Note that the transaction illustrated above is a simple type of open-close transaction, not a database-style transaction. Database-style transactions are a bit more complicated, because they cannot be just closed, they need to be either committed, or rolled back. The collaboration between exception handling and database-style transactional processing is just slightly more involved:



Transaction transaction = transactionable.newTransaction();
try
{
    ...
    transaction.commit();
}
catch( Exception e )
{
    transaction.rollback();
    throw e;
}

That's all very nice, but it is a bit too verbose. So, the good folks who design languages have come up with a nifty feature: the try-with-resources construct of Java, or the using-IDisposable construct of C#, which allows you to have a method automatically invoked at the end of a block regardless of whether an exception was thrown or not, and greatly helps in keeping things neat by keeping cleanup code hidden.

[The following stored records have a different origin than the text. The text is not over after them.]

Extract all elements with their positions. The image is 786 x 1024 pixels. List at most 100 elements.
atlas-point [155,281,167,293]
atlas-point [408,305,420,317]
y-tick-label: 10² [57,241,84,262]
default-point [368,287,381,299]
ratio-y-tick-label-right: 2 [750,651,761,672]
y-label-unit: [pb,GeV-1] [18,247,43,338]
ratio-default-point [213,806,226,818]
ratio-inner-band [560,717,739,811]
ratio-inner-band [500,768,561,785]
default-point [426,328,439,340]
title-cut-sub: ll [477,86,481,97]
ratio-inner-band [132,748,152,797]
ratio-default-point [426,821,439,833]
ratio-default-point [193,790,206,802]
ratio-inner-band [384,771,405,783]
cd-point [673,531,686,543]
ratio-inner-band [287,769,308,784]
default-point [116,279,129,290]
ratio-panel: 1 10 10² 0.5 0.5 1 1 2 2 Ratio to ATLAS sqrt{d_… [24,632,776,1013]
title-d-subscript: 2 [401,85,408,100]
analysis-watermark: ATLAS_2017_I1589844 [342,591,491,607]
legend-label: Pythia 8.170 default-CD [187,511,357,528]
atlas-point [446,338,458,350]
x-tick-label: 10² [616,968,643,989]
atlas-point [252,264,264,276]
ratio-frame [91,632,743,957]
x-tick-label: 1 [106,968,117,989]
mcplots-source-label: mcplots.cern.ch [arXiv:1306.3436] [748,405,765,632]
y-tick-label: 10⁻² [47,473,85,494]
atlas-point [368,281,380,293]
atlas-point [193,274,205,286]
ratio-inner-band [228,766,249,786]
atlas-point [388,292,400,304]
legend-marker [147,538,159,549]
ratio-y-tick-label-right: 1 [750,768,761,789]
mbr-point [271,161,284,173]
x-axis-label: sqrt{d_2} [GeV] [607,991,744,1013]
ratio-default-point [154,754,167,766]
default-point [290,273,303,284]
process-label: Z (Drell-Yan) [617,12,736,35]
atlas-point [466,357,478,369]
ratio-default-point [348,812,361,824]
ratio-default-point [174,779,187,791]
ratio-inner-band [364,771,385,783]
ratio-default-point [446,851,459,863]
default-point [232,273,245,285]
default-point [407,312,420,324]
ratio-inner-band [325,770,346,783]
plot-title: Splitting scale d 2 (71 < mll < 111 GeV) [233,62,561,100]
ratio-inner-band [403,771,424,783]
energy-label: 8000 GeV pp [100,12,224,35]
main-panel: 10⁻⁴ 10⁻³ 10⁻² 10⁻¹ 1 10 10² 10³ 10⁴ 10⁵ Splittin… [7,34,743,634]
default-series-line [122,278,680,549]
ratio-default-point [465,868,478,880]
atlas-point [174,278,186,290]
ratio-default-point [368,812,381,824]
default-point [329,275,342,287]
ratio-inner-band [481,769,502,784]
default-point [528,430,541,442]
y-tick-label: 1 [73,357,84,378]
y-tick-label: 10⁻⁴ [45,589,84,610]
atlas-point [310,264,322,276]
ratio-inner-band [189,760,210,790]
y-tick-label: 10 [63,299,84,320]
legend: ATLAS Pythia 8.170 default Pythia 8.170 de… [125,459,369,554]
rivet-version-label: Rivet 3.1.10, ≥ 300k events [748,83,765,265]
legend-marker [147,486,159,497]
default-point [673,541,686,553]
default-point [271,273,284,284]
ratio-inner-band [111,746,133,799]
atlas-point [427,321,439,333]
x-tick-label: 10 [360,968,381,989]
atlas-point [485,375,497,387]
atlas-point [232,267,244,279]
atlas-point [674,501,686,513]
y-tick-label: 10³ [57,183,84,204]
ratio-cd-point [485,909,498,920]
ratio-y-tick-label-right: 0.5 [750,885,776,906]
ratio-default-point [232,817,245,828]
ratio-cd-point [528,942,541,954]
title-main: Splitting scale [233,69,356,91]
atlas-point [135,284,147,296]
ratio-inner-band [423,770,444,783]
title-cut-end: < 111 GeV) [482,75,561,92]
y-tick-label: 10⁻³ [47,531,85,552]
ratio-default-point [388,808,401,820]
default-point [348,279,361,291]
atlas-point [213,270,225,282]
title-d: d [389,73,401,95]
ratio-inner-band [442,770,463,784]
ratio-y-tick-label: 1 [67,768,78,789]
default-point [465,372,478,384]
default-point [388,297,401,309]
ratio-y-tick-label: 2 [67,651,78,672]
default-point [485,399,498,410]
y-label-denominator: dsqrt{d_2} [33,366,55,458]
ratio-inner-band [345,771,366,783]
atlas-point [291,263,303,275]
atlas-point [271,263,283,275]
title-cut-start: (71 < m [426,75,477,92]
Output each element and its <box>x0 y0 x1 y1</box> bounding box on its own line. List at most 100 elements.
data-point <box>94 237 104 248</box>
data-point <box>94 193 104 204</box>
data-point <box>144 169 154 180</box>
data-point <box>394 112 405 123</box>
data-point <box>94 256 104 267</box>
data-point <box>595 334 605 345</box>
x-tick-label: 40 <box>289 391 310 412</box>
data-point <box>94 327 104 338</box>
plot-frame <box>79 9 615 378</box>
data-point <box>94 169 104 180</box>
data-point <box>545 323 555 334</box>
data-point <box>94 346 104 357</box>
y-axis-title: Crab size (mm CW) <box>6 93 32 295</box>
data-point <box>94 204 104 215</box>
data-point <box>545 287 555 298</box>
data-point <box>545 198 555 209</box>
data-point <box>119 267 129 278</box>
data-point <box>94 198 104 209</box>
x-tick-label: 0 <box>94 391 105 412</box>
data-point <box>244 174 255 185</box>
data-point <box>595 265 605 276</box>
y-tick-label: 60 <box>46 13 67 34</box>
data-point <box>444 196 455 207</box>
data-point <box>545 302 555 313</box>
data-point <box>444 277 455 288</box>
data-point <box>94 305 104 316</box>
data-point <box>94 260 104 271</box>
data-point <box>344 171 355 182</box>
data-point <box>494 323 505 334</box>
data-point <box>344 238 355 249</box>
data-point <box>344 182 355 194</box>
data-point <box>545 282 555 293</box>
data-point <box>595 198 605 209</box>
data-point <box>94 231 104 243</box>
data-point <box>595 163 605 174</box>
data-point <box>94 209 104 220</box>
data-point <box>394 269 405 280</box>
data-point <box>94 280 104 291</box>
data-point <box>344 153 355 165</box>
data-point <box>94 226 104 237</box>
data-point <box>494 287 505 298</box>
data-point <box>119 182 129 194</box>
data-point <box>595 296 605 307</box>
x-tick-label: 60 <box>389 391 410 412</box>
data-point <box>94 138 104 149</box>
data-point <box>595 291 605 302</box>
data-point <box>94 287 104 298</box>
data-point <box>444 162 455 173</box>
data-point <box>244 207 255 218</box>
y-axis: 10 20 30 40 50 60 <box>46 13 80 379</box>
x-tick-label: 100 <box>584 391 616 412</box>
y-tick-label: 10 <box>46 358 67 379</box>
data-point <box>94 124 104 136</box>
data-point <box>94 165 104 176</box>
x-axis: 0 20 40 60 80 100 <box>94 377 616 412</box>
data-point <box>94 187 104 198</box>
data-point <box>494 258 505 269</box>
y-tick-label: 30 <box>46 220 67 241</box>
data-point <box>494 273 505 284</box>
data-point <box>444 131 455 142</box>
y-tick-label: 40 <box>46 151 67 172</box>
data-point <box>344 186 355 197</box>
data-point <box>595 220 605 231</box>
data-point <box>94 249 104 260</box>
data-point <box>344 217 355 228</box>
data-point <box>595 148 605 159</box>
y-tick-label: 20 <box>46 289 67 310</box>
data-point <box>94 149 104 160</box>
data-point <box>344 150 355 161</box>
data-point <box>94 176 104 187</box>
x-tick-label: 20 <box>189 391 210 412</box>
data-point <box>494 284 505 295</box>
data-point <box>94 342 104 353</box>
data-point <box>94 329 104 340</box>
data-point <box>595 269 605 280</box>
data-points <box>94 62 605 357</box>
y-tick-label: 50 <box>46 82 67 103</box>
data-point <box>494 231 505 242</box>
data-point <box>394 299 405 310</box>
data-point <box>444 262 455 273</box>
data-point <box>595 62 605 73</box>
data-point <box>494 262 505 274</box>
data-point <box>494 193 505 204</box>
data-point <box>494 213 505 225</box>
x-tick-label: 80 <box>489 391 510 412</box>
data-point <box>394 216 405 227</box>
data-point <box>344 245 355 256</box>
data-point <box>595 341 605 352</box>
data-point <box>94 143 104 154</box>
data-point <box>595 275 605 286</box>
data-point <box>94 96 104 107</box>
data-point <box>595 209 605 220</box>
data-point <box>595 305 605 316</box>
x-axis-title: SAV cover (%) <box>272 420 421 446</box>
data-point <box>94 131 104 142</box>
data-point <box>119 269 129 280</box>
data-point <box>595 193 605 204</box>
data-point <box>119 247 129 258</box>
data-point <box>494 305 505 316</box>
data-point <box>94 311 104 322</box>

I like this construct a lot, and I use it all the time. Actually, I practically use it in every single situation where I need to remember (or otherwise not fail) to do something at the end of something. The mere presence of such a need tells me that I have a transaction pattern in my hands, and I like to always code it as such.

For example, I have this special collection which issues a notification whenever it is changed, and I am about to make multiple changes to it, but I only want notifications to be issued once I am done with all the changes, not while I am doing the changes, so I have to somehow suppress notifications for a while, and then re-enable them. Someone else in my shoes would simply add a notification suppression flag to the notifying collection, and then code a statement at the beginning of the block which sets that flag, and another statement at the end of the block which clears that flag.  But not me. No, I have to have an AutoCloseable (in Java, or IDisposable in C#) object called `NotificationSuppression` instantiated at the beginning of the block, which sets the notification suppression flag from within its constructor, and gets automatically invoked at the end of the try-with-resources block (in Java, or using-IDisposable in C#) to clear the flag. The beauty of it is that if an exception is ever thrown in the mean time, the notifying collection will not be left in a permanent notification suppression state.

I suppose that the days when I used to care about clock cycles are long gone, and what I care most about now is reliability and elegance.

So, one might be tempted to guess that database-style transactions could also benefit from this construct, by having the transaction object automagically invoked at the end of the try-with-resources (in Java, or using-IDisposable in C#) block to provide proper termination for the transaction, saving us from having to write all that committing, exception-catching, rollbacking boilerplate code each time.  Right?  Well, unfortunately, wrong.  You cannot use try-with-resources (in Java, or using-IDisposable in C#) with database-style transactions, at least not in any elegant way.

The reason why you cannot do this is because your close() (in Java, Dispose() in C#) method has no way of knowing whether it is being invoked as a result of normal termination of the controlled block, or whether an exception has occurred, and so it has no way of deciding whether it should commit or rollback the transaction.

I suppose there are various different ways to fix this in future versions of Java and C#; one way that I can think of would be to introduce a new interface, say `AutoCloseable2` or `IDisposable2`, which accepts a throwable as a parameter, and operates in collusion with the compiler, as the case already is with the existing AutoCloseable and IDisposable.  If this throwable parameter is null, it would mean that the method is being invoked as a result of normal termination, while if it is not null, then it would mean that the method is being invoked as a result of abnormal termination, and the throwable is being passed just in case the method has any use for it.

True, in the majority of try-with-resources (in Java, or using-IDisposable in C#) blocks you do not need this special functionality, and true, such a feature would probably be misused by some. But that's all irrelevant; the point is that there is this very important and frequently used type of processing, namely, database-style transactional processing, which cannot be done the way things are now, at least not in an elegant way. I think that's worth fixing.